Field-controlled tunability of novel multifunctional phenomena in Tb-substituted La2CoMnO6: Role of antisite disorder

Abstract

Multifunctional materials have gained huge attention owing to their great possibility in device applications. However, producing single-phase multifunctional materials, associated with various novel properties, has been proved to be a serious challenge. A simple yet effective way to overcome this barrier, is therefore of great importance. Here, we report the evolution of temperature- and magnetic field-dependent novel multifunctional phenomena in polycrystalline La2-xTbxCoMnO6. Substitution of Tb in ferromagnetic La2CoMnO6, induces antiferromagnetic ordering through development of antisite disorder and antiphase boundaries, and results in a phase separation between ferromagnetic/antiferromagnetic layers.
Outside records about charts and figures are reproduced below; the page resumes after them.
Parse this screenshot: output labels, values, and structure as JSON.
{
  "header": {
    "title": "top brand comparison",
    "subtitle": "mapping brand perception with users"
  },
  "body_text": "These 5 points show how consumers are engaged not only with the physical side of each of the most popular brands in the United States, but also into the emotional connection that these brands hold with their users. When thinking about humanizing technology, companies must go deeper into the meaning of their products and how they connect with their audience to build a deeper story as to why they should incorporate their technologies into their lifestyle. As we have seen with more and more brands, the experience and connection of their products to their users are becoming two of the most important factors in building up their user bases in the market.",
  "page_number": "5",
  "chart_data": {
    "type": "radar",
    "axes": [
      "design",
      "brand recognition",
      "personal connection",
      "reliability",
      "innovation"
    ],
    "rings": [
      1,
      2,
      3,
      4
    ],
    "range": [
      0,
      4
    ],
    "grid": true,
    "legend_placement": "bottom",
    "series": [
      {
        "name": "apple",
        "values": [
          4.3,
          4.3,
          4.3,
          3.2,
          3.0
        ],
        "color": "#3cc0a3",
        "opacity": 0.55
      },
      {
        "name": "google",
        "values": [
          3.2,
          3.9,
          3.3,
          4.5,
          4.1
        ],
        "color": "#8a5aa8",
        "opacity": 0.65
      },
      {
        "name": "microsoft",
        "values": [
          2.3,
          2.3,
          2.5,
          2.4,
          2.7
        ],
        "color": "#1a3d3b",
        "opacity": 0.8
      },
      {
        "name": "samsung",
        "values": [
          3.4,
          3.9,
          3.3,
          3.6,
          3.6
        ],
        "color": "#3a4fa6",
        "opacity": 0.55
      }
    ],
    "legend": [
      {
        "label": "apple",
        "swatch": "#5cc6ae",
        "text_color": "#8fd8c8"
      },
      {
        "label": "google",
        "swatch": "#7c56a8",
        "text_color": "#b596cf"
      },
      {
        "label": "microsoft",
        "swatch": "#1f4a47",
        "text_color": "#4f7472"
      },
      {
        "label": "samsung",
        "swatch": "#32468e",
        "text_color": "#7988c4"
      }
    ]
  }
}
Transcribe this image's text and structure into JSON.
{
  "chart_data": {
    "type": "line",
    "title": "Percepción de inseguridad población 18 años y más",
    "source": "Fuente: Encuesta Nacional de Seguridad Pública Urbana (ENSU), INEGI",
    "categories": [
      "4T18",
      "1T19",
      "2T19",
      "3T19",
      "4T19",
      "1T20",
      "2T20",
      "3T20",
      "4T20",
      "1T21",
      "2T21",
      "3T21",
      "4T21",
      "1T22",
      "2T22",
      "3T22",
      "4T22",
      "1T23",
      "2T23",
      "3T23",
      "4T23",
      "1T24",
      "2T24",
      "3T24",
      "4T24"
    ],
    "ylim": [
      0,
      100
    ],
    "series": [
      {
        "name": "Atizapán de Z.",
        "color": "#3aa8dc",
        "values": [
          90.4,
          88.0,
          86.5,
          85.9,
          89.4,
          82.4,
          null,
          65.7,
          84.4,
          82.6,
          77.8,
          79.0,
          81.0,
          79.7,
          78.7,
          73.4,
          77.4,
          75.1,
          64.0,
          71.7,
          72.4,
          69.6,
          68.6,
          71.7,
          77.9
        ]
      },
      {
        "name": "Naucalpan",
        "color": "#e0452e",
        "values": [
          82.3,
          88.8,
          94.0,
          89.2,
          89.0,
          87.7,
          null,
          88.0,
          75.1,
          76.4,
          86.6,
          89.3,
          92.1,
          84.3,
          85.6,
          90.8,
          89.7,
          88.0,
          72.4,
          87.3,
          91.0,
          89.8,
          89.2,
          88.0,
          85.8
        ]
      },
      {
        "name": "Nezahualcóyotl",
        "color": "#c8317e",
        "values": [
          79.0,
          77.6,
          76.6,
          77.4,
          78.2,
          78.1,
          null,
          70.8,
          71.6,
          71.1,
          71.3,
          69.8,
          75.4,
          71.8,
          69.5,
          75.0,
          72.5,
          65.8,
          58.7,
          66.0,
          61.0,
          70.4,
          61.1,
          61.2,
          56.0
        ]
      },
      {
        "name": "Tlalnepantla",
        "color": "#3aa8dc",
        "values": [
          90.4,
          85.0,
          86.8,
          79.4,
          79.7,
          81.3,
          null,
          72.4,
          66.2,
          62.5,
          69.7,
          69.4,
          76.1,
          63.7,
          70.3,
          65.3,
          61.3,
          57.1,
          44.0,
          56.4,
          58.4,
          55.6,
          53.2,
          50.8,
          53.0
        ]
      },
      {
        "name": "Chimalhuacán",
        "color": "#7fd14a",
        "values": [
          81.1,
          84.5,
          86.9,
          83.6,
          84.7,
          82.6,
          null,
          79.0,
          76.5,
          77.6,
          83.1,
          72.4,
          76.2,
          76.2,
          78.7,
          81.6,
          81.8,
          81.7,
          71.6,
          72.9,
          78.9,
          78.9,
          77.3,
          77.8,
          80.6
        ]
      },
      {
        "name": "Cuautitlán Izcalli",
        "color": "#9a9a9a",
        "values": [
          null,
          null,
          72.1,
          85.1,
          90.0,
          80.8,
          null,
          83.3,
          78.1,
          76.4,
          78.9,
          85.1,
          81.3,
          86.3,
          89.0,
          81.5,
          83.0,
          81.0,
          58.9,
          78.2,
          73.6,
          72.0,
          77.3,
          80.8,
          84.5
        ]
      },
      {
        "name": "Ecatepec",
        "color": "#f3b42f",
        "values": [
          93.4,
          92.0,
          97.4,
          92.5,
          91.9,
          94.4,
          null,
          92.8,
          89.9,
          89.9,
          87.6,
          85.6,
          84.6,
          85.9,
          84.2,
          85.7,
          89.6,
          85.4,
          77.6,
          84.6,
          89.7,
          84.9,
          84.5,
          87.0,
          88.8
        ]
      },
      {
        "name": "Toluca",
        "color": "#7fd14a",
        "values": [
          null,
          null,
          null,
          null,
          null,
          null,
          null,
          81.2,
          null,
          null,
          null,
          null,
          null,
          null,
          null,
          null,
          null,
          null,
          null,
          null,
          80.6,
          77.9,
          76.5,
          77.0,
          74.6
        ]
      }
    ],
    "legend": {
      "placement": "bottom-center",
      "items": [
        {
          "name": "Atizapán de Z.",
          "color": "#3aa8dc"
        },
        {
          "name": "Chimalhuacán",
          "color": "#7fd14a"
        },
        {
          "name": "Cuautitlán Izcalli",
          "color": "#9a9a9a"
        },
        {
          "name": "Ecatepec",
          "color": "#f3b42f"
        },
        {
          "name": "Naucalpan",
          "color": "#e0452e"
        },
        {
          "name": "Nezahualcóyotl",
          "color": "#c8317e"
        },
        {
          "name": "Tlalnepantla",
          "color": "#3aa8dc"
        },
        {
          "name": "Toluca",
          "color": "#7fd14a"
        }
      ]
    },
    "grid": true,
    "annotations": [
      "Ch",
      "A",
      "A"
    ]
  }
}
This originates the coexistence of conventional and inverse magnetocaloric effects in this system. The switching between them, with its tunability with temperature and magnetic field, suggests a huge potential of this compound. In addition, a clear correlation is established between the magnetocaloric switching and field-induced metamagnetic transitions. Furthermore, the discovery of tunable giant exchange bias (~1.8 kOe) at very low cooling field (500 Oe), a reasonable self-exchange bias (270 Oe), and a large negative magnetoresistance (~14%), makes this system enormously attractive for practical applications and fundamental research. The present study proposes a novel and effective route for successfully preparing essential multifunctional compounds to open a new pathway toward room-temperature applications.